I am struggling with this seemingly easy problem.
Let $E = \mathbb{R}[X]$ equipped with the following norm: $||P||_\infty := \sup_{x \in [0, 1]} | P(x) |$ and define $\delta_a : E \rightarrow \mathbb{R}$ the linear transformation defined by: $\forall P \in E, \delta_a(P) = P(a)$. This transformation gives nothing but the value of $P$ at point $a$. For which $a \in \mathbb{R}$ is $\delta_a$ continuous? For such $a$, compute the norm of $\delta_a$.
From the definition given in my lessons, the transformation is continuous if there exists a $c > 0$ such that $$ \forall P \in E, ||\delta_a(P)||_{\mathbb{R}} \leq c ||P||_\infty \iff |P(a)| \leq c \sup_{x \in [0, 1]} |P(x)| $$
I have no idea how to find such a constant.
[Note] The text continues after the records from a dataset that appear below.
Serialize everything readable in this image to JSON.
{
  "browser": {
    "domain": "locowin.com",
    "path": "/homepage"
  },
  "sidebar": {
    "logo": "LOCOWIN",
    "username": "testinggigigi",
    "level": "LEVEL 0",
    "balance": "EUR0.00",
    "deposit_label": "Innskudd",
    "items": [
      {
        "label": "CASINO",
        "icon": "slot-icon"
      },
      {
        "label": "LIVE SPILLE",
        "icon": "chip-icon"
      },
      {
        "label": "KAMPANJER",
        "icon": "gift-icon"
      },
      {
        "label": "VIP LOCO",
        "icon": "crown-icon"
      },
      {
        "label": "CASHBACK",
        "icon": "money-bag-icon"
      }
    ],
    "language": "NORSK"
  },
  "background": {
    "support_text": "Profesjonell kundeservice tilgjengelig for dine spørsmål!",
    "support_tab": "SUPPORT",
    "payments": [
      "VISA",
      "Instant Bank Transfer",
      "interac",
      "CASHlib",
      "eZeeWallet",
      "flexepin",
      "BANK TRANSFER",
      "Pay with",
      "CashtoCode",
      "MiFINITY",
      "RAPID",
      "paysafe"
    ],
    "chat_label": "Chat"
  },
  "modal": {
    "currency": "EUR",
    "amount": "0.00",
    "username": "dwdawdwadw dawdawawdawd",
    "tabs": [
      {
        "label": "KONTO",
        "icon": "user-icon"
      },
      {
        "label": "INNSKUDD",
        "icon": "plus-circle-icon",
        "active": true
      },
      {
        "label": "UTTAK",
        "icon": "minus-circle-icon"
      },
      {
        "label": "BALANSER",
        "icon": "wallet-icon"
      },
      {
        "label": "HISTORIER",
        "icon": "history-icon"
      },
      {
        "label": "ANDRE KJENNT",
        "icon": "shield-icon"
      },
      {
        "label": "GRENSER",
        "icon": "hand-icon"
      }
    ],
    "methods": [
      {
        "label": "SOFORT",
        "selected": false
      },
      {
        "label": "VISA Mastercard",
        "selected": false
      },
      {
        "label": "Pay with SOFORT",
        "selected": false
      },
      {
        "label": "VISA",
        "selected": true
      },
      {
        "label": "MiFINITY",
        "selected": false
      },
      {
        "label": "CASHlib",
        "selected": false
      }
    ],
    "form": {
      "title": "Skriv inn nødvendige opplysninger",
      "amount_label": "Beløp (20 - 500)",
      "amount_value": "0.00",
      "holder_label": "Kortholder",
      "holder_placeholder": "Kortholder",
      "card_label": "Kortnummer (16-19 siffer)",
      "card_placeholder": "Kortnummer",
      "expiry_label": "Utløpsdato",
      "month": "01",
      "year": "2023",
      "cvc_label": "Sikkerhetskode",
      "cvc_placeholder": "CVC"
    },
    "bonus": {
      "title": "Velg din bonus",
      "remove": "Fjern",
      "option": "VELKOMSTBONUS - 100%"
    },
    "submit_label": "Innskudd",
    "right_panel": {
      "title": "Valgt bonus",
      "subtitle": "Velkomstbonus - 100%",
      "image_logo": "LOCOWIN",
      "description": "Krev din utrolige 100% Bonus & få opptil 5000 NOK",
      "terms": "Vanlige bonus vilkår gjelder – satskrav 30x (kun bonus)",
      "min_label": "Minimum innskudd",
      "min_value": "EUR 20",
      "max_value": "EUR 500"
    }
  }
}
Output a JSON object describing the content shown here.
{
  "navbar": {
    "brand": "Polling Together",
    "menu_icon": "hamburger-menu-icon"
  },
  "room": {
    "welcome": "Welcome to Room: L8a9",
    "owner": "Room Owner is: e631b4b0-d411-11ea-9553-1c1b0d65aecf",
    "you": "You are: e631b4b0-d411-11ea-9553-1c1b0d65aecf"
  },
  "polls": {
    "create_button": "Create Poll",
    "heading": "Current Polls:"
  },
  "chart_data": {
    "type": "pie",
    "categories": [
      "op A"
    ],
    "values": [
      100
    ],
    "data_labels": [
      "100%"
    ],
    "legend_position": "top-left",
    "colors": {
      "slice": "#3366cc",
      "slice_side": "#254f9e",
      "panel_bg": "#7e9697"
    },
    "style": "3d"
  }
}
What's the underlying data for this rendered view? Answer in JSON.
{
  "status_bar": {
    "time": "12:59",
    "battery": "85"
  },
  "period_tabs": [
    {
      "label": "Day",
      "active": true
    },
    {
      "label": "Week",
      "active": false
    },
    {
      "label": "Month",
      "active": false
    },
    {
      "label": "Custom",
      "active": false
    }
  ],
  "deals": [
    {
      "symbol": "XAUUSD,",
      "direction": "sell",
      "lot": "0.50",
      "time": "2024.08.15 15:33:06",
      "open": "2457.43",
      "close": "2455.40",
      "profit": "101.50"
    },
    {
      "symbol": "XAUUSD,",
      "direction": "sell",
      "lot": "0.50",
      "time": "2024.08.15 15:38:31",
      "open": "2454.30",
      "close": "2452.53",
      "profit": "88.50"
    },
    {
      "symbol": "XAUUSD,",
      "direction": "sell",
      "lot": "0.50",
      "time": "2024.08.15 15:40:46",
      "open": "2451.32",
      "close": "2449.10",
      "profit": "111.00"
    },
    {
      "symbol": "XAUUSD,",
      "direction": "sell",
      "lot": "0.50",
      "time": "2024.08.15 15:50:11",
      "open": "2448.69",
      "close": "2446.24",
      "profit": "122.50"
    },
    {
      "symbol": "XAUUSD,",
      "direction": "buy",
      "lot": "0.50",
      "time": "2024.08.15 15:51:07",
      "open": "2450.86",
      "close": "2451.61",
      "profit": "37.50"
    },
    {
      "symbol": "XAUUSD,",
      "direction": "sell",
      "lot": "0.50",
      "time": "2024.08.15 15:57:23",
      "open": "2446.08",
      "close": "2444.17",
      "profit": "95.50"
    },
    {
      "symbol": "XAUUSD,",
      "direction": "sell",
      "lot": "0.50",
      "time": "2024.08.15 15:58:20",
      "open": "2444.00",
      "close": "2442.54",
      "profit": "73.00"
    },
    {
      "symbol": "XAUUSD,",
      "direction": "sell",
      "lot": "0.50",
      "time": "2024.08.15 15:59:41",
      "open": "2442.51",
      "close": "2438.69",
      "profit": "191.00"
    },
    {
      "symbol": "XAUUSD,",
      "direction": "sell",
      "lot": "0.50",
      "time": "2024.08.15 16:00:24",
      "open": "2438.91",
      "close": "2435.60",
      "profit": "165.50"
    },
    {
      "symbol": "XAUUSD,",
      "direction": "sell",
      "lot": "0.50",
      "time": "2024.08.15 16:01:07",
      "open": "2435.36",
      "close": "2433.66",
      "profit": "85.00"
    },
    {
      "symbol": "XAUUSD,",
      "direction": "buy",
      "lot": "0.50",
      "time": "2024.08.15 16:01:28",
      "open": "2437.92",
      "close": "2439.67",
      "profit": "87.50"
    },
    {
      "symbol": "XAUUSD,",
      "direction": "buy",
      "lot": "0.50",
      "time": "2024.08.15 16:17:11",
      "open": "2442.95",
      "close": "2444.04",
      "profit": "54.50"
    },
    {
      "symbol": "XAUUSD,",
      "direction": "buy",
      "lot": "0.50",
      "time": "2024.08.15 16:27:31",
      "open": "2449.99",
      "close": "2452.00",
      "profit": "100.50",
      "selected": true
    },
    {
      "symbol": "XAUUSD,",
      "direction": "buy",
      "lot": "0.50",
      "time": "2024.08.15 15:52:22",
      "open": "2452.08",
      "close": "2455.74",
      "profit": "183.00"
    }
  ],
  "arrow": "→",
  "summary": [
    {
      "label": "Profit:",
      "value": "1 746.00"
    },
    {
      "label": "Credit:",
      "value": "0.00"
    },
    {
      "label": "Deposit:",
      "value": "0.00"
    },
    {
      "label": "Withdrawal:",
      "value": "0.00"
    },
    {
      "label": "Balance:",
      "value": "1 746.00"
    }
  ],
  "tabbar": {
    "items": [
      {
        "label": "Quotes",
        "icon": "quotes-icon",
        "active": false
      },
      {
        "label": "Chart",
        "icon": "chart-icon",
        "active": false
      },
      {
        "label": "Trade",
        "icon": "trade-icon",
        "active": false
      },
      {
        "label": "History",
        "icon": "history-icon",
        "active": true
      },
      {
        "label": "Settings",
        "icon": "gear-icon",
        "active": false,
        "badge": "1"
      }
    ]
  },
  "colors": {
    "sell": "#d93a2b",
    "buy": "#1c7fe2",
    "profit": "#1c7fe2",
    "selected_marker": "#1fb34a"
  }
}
The case $a \in [0, 1]$ obviously works, but since the norm we're provided with is only defined on this interval, what can we say about other values of $a$ ?
When $a \in [0, 1]$, I don't know how to work out a more explicit expression for the norm of the operator, other than the definition of the operator norm:
$$|||\delta_a||| = \sup_{P \neq 0} \frac{|\delta_a(P)|}{||P||_\infty} = \sup_{P \neq 0} \frac{|P(a)|}{\sup_{x \in [0, 1]}|P(x)|} $$
Any help or guidance is welcome…
According to tfp , it remains to consider the case when $a\in [-1,0)$.
$\textbf{Proposition}$. $\delta_{-1}$ is not continuous.
$\textbf{Proof}$. For every integer $p>0$, let $y_p=x^{2p}-x^{2p-1}$.
$y_p'=x^{2p-2}(2px-2p+1)$.
$\min_{[0,1]}(y_p)<0$ is obtained for $x_p=1-\dfrac{1}{2p}$ and is equal to $m_p=(1-\dfrac{1}{2p})^{2p}-(1-\dfrac{1}{2p})^{2p-1}$. When $p\rightarrow +\infty$, $m_p\sim \dfrac{-1}{2pe}$.
Finally, when $p$ is large,
$\dfrac{|y_p(-1)|}{|m_p|}\sim 4pe$ and we are done.
EDIT. In fact, it is easier than I thought.
For every $a<0$, $\delta_a$ is not continuous.
It suffices to consider $y_p=(2x-1)^p$.
indeed $||y_p||=1$ and $y_p(a)=(2a-1)^p$ with $|2a-1|>1$.